Skull Island: Rise of Kong was released earlier this week and was quickly derided as one of the worst games of 2023. What happened? Well, a new report claims it was made by a small team of developers on a tight budget in just one year, putting the studio in a situation where making something good, both quickly and cheaply, would be nearly impossible.

Announced earlier this summer, Skull Island: Rise of Kong is the first King Kong video game in nearly two decades. The last game featuring the famous giant ape was 2005’s Peter Jackson’s King Kong: The Official Game of the Movie which was developed by Ubisoft. Since then, folks have been waiting for another King Kong game, and on October 17, we finally got one. But sadly, Skull Island: Rise of Kong is a bland beat-’em-up with awful cutscenes, nasty visuals, and not much else. So what happened? Why is this game so bad? Well, it appears you can blame Skull Island’s publisher.

In a new report from The Verge, developers from IguanaBee—a small indie studio based in Santiago, Chile— spoke anonymously with the outlet and explained that Skull Island’s publisher, Game Mill, gave the team only one year to develop the game from scratch.

“The development process of this game was started in June of [2022] and it was aimed to end on June 2nd [of] this year. So one-year development process,” said one dev behind the King Kong game.

Kotaku has reached out to Game Mill about the report.

Game Mill / IGN

According to other developers at the indie studio, Game Mill—a U.S. publisher of many not-so-great video games—frequently uses smaller teams of developers to create licensed video games in similarly short amounts of time. Devs at IguanaBee claimed that Game Mill wouldn’t provide teams with “all the information” about the project, leading to frustration and forcing teams to “improvise with the limited information” they had.

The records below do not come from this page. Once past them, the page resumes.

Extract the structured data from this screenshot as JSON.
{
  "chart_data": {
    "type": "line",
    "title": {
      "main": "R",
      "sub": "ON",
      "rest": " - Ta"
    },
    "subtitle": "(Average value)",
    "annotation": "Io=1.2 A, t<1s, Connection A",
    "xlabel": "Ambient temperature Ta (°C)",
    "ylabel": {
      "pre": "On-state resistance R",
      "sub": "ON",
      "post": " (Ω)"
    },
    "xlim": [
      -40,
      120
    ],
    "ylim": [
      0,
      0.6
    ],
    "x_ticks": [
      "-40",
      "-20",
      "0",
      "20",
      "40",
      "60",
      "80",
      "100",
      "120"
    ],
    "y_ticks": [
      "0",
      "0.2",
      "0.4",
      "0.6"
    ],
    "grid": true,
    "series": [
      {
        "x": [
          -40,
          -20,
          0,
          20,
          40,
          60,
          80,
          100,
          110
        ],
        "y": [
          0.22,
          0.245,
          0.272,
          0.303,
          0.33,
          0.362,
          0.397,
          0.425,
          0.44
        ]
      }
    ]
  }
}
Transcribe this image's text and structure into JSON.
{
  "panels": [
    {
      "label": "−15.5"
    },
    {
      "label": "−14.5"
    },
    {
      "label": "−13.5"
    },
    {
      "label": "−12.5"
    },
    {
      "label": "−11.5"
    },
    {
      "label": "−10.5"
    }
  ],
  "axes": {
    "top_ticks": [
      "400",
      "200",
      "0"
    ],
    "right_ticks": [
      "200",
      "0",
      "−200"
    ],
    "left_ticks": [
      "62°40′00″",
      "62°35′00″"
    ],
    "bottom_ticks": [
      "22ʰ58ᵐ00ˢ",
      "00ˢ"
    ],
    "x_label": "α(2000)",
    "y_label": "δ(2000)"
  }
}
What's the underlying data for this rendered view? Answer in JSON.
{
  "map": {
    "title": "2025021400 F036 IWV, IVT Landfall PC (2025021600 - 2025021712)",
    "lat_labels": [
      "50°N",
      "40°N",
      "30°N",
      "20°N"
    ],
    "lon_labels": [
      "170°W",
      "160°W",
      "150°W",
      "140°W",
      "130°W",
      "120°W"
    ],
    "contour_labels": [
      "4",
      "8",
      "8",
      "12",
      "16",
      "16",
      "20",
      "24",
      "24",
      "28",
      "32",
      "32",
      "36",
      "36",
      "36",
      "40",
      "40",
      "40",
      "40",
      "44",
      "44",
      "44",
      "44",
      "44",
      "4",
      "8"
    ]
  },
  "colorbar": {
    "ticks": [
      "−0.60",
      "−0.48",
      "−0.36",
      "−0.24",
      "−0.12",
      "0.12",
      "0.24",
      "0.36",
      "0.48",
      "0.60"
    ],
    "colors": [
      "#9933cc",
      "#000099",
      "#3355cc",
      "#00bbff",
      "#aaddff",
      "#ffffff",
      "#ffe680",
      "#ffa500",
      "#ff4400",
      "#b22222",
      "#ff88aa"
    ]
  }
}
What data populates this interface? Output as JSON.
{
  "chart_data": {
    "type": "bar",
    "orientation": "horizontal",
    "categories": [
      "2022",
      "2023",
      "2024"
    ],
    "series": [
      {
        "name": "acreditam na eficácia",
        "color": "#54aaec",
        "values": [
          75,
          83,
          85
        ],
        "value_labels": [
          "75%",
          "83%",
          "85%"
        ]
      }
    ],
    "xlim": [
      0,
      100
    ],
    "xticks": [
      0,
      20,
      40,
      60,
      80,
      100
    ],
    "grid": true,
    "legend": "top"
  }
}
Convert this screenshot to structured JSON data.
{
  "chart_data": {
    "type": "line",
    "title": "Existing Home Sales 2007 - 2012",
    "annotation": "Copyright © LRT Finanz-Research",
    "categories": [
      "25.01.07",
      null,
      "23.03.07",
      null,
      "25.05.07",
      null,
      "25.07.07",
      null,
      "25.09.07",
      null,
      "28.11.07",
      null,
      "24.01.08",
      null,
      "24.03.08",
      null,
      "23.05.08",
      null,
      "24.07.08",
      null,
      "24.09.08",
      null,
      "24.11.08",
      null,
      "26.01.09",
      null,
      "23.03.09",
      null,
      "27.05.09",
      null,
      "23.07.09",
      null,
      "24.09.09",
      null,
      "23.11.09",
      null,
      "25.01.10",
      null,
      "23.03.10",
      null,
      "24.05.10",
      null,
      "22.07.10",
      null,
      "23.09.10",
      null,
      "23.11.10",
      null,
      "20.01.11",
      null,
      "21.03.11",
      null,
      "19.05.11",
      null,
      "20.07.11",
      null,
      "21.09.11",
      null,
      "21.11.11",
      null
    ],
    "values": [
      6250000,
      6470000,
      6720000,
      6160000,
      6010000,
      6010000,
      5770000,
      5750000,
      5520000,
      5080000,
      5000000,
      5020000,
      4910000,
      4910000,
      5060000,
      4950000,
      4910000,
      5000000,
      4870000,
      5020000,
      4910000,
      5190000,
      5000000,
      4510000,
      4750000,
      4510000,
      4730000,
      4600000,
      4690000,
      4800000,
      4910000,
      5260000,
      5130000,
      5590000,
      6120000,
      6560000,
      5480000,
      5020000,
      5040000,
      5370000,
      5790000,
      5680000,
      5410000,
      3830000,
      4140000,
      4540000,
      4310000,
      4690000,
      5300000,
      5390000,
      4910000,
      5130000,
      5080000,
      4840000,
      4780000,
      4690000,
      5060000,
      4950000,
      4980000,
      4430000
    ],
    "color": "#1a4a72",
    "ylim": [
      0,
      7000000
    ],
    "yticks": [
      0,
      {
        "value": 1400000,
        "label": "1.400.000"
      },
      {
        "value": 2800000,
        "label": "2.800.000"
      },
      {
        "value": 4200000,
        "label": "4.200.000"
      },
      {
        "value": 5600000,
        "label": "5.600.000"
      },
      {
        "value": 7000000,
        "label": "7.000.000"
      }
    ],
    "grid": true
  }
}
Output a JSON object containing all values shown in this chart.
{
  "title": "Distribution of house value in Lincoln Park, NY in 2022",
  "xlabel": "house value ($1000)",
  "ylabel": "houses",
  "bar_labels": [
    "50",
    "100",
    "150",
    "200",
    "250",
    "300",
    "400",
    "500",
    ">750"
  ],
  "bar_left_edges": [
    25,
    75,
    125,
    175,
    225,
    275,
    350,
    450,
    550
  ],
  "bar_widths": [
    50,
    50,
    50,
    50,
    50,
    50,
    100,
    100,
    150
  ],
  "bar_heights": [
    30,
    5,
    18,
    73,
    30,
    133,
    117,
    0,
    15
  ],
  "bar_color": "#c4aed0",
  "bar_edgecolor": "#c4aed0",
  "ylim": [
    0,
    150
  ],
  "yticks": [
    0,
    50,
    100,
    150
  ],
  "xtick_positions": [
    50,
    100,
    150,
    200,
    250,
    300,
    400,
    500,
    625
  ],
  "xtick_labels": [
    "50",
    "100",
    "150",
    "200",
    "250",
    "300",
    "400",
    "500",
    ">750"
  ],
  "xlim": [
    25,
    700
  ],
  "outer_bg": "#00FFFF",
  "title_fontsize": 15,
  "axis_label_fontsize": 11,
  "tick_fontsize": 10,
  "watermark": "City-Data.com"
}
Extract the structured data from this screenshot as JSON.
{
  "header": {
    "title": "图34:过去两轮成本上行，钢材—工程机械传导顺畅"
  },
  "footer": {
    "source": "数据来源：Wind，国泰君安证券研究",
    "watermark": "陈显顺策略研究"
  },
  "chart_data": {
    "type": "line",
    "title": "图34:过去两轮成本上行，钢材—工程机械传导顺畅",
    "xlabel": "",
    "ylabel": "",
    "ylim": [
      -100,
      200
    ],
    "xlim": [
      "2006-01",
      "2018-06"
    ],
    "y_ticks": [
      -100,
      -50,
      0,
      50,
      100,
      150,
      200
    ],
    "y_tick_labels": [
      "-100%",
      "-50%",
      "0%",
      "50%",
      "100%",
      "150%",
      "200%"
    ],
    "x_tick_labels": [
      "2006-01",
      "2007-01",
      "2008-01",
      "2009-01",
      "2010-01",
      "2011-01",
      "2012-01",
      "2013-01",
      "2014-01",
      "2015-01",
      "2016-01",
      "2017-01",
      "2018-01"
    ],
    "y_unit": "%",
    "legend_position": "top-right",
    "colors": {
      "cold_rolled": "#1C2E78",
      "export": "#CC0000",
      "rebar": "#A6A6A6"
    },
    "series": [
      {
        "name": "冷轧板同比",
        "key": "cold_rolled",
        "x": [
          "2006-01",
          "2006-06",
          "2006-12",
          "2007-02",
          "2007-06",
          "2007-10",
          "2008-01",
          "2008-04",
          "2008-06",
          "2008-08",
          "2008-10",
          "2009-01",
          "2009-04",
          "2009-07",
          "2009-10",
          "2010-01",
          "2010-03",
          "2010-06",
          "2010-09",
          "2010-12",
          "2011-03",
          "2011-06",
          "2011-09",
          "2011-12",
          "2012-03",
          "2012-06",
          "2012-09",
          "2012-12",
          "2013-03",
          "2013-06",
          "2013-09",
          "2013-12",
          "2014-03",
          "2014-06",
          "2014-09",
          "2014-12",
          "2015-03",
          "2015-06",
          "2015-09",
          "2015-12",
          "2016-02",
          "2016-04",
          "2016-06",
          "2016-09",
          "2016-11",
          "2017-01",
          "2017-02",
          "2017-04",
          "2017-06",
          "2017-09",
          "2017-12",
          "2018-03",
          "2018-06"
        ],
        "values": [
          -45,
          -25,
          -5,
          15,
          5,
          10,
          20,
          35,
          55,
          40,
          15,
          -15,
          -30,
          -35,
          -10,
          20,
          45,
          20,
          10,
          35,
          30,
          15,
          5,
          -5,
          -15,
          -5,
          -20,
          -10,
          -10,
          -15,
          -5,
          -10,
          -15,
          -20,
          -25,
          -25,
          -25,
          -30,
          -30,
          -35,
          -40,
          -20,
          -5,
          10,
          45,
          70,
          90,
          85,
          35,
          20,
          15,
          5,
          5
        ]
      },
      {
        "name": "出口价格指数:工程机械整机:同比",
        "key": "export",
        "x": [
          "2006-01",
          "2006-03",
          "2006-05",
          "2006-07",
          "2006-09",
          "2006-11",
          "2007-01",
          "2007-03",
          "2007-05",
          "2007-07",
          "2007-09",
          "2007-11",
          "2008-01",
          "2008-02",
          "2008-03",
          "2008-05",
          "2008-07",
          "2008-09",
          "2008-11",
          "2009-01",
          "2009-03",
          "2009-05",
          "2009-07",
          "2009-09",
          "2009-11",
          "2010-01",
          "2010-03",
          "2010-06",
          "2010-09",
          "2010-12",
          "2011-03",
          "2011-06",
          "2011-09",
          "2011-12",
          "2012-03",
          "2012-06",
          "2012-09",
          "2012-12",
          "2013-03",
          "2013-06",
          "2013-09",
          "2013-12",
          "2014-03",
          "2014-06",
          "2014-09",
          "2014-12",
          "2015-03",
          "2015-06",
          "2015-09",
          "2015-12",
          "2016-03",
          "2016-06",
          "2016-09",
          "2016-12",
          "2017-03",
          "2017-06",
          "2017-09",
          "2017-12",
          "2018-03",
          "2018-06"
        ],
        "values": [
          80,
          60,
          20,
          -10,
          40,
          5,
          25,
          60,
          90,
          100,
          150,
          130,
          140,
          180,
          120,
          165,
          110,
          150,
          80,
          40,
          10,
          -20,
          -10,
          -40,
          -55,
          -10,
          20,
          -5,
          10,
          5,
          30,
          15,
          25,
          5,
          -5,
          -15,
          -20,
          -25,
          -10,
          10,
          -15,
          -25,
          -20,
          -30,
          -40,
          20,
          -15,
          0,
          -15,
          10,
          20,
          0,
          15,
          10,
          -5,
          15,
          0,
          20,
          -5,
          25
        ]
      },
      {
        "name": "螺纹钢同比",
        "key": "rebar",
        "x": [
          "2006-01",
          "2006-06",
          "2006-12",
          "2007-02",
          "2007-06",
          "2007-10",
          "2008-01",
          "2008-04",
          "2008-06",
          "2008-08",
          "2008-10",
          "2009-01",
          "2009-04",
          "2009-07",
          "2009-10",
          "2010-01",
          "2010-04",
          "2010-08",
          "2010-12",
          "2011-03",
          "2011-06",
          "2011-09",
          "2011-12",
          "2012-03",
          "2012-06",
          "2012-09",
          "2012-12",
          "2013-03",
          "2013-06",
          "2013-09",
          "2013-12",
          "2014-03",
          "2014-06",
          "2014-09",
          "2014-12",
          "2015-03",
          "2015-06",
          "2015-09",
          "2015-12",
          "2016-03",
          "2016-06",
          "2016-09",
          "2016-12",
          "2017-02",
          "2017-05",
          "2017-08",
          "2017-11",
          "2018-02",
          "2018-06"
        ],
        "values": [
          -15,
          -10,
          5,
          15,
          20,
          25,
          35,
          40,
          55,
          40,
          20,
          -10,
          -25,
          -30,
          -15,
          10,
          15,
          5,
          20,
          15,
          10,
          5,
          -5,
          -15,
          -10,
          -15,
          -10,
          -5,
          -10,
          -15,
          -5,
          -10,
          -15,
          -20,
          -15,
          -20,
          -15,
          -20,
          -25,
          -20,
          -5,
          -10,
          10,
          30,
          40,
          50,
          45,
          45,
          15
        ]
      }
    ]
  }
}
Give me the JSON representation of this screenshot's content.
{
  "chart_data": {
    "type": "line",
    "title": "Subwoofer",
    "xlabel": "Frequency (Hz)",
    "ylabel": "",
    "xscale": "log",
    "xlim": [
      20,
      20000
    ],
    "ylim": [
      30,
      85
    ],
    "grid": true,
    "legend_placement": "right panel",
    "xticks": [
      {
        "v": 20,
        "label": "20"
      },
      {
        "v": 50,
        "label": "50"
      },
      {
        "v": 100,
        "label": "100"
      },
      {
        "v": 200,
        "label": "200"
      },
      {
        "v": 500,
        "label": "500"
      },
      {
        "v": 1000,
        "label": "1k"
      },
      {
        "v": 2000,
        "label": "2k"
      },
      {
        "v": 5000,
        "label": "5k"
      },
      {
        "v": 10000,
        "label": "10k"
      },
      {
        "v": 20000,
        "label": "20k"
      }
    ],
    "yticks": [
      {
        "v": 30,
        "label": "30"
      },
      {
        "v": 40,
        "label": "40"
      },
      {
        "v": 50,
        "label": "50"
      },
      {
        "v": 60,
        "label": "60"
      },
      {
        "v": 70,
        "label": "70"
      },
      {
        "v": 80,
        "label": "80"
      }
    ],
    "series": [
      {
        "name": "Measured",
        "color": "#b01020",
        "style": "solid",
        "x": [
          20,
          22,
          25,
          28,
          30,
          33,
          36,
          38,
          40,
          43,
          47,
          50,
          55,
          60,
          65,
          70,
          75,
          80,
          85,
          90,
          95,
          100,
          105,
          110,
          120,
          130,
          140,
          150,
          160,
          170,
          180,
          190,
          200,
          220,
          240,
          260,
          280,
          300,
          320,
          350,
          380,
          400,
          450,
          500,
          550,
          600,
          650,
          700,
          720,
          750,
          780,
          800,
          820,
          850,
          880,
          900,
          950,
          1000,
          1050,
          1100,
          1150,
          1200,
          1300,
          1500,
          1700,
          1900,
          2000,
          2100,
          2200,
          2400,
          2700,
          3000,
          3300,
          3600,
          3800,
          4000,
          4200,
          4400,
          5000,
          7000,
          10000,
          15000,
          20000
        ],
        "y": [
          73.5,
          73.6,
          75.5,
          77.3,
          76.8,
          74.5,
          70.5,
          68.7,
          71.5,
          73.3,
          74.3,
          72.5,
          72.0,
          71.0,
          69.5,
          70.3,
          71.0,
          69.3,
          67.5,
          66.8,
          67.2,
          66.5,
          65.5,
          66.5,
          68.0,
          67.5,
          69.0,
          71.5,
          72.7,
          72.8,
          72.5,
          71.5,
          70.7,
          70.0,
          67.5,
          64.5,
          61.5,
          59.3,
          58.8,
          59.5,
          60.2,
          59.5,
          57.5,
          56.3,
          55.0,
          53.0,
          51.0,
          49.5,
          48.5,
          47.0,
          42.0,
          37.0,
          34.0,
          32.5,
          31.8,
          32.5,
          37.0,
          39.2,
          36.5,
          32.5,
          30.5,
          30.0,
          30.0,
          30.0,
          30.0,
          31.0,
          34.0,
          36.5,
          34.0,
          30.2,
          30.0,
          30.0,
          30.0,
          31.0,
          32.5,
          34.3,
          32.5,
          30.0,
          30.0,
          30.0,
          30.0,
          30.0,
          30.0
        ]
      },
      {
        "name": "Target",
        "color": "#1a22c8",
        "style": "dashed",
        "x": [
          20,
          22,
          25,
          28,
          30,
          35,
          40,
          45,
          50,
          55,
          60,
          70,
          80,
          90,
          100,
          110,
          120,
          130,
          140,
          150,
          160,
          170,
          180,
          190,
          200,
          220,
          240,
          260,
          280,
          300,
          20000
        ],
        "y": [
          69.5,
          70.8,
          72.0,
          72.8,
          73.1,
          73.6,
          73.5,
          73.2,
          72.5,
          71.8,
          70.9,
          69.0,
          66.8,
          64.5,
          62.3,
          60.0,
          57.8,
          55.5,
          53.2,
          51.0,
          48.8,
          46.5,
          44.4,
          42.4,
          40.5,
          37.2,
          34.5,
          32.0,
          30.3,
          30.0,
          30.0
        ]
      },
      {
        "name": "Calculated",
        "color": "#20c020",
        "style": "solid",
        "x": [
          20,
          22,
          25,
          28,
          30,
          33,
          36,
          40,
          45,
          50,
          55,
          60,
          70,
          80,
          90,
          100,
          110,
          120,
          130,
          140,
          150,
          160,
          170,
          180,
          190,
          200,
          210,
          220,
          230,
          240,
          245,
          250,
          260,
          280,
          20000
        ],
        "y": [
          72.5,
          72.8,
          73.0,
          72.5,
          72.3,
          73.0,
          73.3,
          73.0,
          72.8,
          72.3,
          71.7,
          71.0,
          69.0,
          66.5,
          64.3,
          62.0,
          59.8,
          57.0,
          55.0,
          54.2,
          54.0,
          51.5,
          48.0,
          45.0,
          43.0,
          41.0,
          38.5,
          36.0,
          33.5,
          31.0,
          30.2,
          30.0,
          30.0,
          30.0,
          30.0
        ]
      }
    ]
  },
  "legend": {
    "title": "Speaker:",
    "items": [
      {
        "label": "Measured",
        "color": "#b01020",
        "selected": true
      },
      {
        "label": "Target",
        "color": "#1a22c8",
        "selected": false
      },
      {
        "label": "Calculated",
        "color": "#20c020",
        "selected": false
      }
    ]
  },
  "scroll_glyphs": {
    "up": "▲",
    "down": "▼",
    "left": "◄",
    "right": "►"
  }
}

Other complaints suggest Game Mill wasn’t willing to provide enough money for IgaunaBee to maintain a large, skilled staff of developers. Sources tell The Verge that for most of Skull Island’s development, only around two to 20 people were working on it. As you might expect, at least one developer reported that crunch happened, and it was bad.

“The crunch was really set in motion in February,” said the anonymous developer. “I was on automatic pilot by the end of February because all hope was lost.”

According to The Verge, even though developing the game was tough and the money wasn’t great, some folks on the team still take pride in what they were able to ship in such a short time under such difficult circumstances, with one former dev sharing on social media that they were still “proud” of IguanaBee’s King Kong game.